David Weber: Heirs of Empire
David Weber: Heirs of Empire
(Baen Books 1996, 533 Seiten, $ 5.99)
Die Erben des Imperiums sind Colins Kinder und deren Altersgefährten:
Die Zwillinge Harriet und Sean McIntyre, Sandy und Tamman, sowie der Achuultani
Brash. Anfangs verfolgt die Handlung ihre Entwicklung nur sporadisch und
in Episoden, die eher als Andeutungen zu verstehen sind, während andererseits
das Geschehen um Colin weiter im Vordergrund steht. Wie sich herausstellt,
hat man wohl nicht alle menschlichen Verbündeten der Meuterer erwischt,
und die schüren politische Unruhen. Da die kriegsgefangenen Achuultani
nun plötzlich Verbündete geworden sind, nachdem sie erfuhren,
daß ein Computer ihre Rasse versklavt und betrogen hat, gibt es genug
Stimmen unter den unzufriedenen Erdenmenschen, die dagegen aufbegehren.
Grund für Unzufriedenheit gibt es immer, vor allem bei jenen, die
ihre Positionen von Einfluß und Macht dadurch verloren, daß
die Erde unvermittelt ins Imperium katapultiert wurde.

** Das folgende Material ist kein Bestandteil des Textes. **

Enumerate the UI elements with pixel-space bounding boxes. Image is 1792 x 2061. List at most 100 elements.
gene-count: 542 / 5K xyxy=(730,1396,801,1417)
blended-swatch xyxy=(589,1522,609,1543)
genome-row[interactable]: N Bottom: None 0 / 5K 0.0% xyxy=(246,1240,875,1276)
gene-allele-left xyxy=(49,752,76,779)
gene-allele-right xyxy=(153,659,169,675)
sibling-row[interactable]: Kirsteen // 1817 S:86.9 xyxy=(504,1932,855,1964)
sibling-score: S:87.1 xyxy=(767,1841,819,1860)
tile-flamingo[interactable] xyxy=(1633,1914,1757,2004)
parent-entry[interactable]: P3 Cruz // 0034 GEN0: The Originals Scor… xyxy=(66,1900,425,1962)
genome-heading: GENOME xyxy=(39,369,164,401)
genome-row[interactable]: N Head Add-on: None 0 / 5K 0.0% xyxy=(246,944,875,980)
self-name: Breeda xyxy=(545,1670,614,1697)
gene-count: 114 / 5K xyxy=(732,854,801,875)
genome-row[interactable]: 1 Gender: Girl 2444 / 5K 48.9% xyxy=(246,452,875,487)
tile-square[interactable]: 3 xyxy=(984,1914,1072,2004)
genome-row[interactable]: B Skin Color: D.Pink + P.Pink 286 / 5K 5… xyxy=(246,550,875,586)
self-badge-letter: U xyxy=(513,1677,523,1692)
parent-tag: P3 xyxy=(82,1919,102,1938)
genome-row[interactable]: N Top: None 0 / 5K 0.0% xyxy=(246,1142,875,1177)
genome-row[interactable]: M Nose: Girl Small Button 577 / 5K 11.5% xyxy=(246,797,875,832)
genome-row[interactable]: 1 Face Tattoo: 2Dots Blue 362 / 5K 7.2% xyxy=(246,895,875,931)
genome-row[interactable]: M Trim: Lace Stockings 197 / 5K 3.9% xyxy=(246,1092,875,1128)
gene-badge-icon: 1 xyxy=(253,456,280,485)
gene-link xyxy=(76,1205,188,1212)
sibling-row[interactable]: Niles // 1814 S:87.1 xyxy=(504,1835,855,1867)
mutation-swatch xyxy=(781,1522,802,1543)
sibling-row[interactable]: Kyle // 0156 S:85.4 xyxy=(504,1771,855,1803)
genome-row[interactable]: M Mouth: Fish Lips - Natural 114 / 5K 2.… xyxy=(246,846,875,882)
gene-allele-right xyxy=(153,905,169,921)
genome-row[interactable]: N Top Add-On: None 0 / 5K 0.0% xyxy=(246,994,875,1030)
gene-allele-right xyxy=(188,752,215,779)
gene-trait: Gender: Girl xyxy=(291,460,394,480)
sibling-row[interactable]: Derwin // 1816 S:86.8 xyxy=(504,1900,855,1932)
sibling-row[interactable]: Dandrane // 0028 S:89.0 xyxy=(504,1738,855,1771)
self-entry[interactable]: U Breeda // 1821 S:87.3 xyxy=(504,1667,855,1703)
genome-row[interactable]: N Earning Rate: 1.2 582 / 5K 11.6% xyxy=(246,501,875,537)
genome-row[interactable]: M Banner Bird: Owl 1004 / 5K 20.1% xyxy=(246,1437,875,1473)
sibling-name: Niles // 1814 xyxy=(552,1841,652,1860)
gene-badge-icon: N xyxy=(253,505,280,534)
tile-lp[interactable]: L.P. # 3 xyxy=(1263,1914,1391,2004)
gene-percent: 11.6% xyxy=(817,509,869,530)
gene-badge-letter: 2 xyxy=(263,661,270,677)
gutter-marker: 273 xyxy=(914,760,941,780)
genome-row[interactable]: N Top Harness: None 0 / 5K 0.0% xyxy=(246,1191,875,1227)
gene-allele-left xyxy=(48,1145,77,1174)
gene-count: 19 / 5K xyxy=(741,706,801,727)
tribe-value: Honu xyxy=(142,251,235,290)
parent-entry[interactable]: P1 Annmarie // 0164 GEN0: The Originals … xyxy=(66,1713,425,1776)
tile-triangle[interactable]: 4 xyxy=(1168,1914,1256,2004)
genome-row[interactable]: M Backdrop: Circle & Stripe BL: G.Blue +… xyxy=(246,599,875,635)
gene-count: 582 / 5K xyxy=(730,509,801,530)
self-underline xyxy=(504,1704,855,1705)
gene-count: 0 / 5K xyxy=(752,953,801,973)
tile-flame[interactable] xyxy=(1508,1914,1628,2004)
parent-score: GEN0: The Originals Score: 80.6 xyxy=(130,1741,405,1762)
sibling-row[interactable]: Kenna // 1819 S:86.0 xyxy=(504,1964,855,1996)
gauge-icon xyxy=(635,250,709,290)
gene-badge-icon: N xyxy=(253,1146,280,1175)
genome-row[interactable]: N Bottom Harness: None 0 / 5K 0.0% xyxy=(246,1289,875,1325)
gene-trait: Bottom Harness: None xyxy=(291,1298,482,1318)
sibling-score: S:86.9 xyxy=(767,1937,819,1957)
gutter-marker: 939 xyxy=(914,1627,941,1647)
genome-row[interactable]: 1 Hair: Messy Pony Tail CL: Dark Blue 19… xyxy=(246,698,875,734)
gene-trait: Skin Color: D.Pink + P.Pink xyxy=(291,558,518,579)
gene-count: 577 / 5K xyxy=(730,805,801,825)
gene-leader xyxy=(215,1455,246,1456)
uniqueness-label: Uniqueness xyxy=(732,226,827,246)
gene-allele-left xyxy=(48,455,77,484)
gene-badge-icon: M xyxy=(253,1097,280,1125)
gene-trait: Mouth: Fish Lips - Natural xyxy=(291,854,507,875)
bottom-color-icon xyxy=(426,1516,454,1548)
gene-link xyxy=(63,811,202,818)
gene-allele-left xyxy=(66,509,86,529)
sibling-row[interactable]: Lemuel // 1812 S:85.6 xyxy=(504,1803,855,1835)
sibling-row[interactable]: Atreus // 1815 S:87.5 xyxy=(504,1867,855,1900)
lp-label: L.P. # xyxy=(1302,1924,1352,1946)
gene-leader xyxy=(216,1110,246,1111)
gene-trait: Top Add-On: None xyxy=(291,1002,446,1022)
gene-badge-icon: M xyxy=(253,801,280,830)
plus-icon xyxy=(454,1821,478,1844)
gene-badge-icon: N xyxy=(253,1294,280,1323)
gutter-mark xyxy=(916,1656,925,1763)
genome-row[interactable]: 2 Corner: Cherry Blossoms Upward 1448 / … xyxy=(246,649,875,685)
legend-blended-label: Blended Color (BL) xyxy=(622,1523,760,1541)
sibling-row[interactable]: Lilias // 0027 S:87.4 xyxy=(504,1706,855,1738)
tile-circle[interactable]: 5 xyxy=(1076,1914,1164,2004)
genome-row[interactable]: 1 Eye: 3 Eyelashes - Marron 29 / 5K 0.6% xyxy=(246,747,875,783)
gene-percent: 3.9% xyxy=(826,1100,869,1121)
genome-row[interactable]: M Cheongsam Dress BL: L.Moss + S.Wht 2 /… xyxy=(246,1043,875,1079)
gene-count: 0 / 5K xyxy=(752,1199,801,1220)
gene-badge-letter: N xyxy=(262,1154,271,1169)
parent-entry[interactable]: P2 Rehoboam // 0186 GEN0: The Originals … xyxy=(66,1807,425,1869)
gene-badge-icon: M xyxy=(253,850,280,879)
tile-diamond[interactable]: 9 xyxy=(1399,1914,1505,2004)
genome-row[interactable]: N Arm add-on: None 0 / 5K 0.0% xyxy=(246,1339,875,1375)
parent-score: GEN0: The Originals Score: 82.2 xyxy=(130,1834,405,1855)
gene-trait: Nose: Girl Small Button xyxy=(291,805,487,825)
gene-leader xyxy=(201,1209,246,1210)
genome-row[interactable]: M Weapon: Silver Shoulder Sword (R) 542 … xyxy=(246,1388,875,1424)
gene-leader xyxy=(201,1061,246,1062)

Und dann sind da auch noch die religiösen Spinner... Zwischen
David Weber und der Religion ist wirklich keine Liebe verloren, das sieht
man bei diesem Buch ganz deutlich.
Recht bald bestätigten sich meine Vermutungen, daß der Vizegouverneur
der Erde, ein gewisser Jefferson, an der Spitze einer Verschwörung
steht, mit der er sich selbst zum Imperator machen will. Sehr spannend
wird es dadurch, daß die Beteiligten das nicht ahnen können
- der Mann ist sogar Sicherheitschef!
Als erstes läßt er ein Raumschiff manipulieren, mit dem
die Kinder - jetzt bereits Kadetten - unterwegs sind, so daß es explodiert.

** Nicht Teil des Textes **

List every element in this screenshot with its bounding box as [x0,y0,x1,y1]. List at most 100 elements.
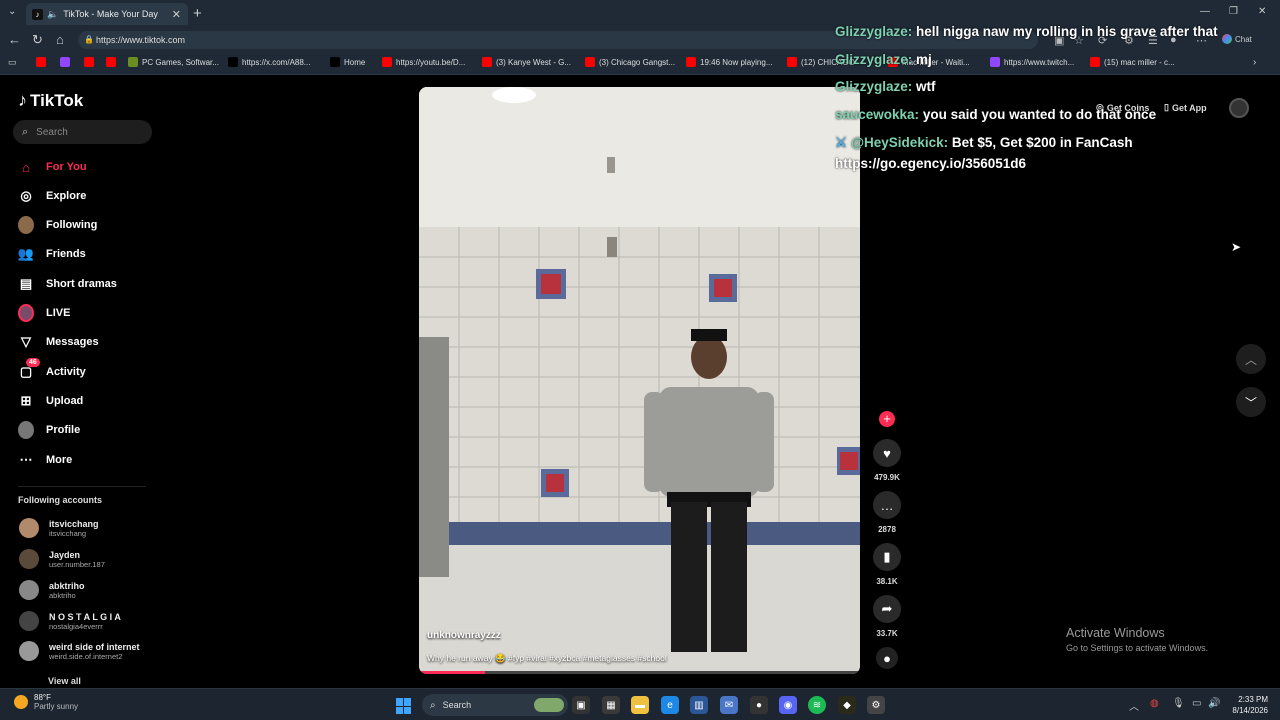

Zum Glück hat der Supercomputer Dahak dem Raumschiffcomputer vorher
noch ein paar spezielle Anweisungen zugeflüstert, so daß der
sich genötigt sieht, die Kinder in einem kleinen Sublichtschiff auszusetzen,
bevor er explodiert.
Jefferson stiehlt die Pläne für eine Planetenkillerwaffe,
mit der er schließlich die ganze Führungsrige ausschalten will.

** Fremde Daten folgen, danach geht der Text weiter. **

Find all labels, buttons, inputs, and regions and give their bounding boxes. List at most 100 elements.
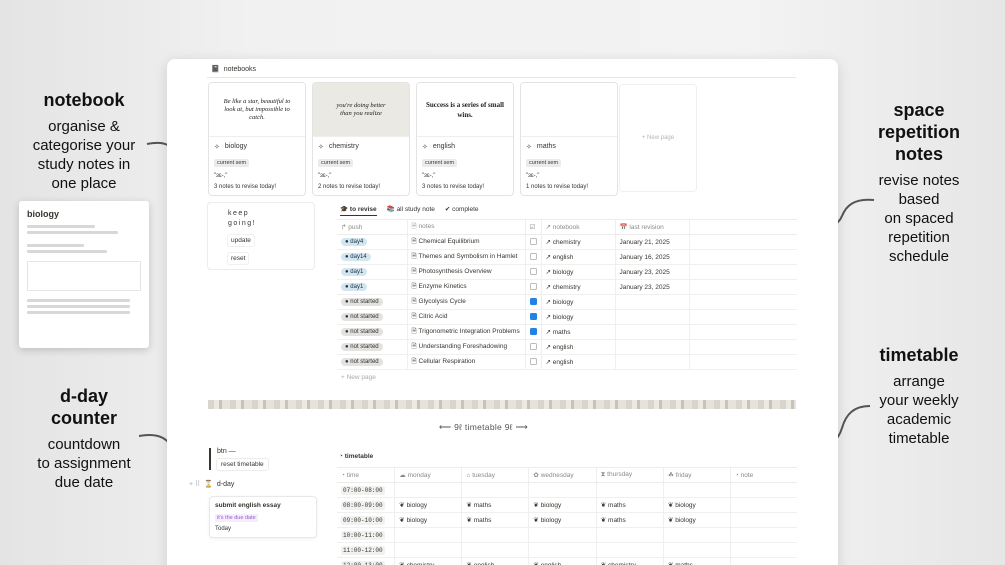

Seine subversive Tätigkeit zieht sich über Jahre hin, und immer
wieder läßt er die Ausführenden umbringen, so daß
die Spuren sehr schwer zu finden sind. Weber benutzt diesen Handlungsstrang,
um wiederum deutlich zu zeigen, für wie gefährlich und verabscheuungswürdig
er den tatsächlichen Terrorismus hält, ohne dabei den Zeigefinger
zu heben.
Parallel zu dieser Handlung läuft eine zweite ab, die für
mich auch viel interessanter war und auch größeren Raum einnimmt.
Darin geht es um die Kinder, die längst keine mehr sind, denn sie
sind in ihrem kleinen Schiff lange unterwegs, bis sie bei einer Welt ankommen,
auf der sie eingemottete imperiale Technik vermuten, mit der sie einen
Hyperwellensender bauen wollen. Sie finden mehr, als sie erwarten: Einen
vollkommen intakten Verteidigungsgürtel und eine überlebende
Zivilisation. Nur befindet sich diese auch nach zigtausend Jahren auf einem
quasi mittelalterlichen Niveau. Das verwundert unsere Helden natürlich
und sie studieren Land und Leute erst einmal gründlich mit Fernsonden,
bevor sie etwas anderes machen.
Darin offenbart Weber eine erstaunliche Logik, die vielen SF-Autoren
abgeht, wenn sie dem Leser glauben machen wollen, daß Raumfahrer
landen, aussteigen und den nächstbesten Bauern fragen, wo es zur Hauptstadt
geht. Seine gutausgebildeten imperialen Kadetten finden heraus, daß
die alten Imperialen dieser Welt eine Religion schufen (schon wieder eine!),
die sich um die Wartung und Kontrolle der Bodenstation des automatischen
Weltraumverteidigungssystems dreht. Obwohl sie gar nicht wissen, was sie
tun, kontrollieren die Priester mehr oder weniger den Computer. Allerdings
ist auch diese Religion durch ihre Macht korrumpiert worden.
Als die Kinder bei der Erforschung von imperialen Relikten angegriffen
werden, müssen sie endlich Kontakt aufnehmen. Die erste Gruppe von
Menschen kann überzeugt werden, daß sie keine Dämonen sind
(man hält sie nun erst mal für Engel), aber der innere Kreis
der dogmatischen Kirche nicht. Sie erklärt den Ketzern und Dämonen
den Heiligen Krieg. Da sich die Helden um Sean für diesen Krieg verantwortlich
fühlen, stellen sie sich an die Spitze der Ketzer, die schnell zu
Rebellen und Freiheitskämpfern werden. Nur können sie dazu kaum
imperiale Technik einsetzen und schon gar keine Waffen, da das den Verteidigungscomputer
im Tempel der Hauptstadt provozieren könnte.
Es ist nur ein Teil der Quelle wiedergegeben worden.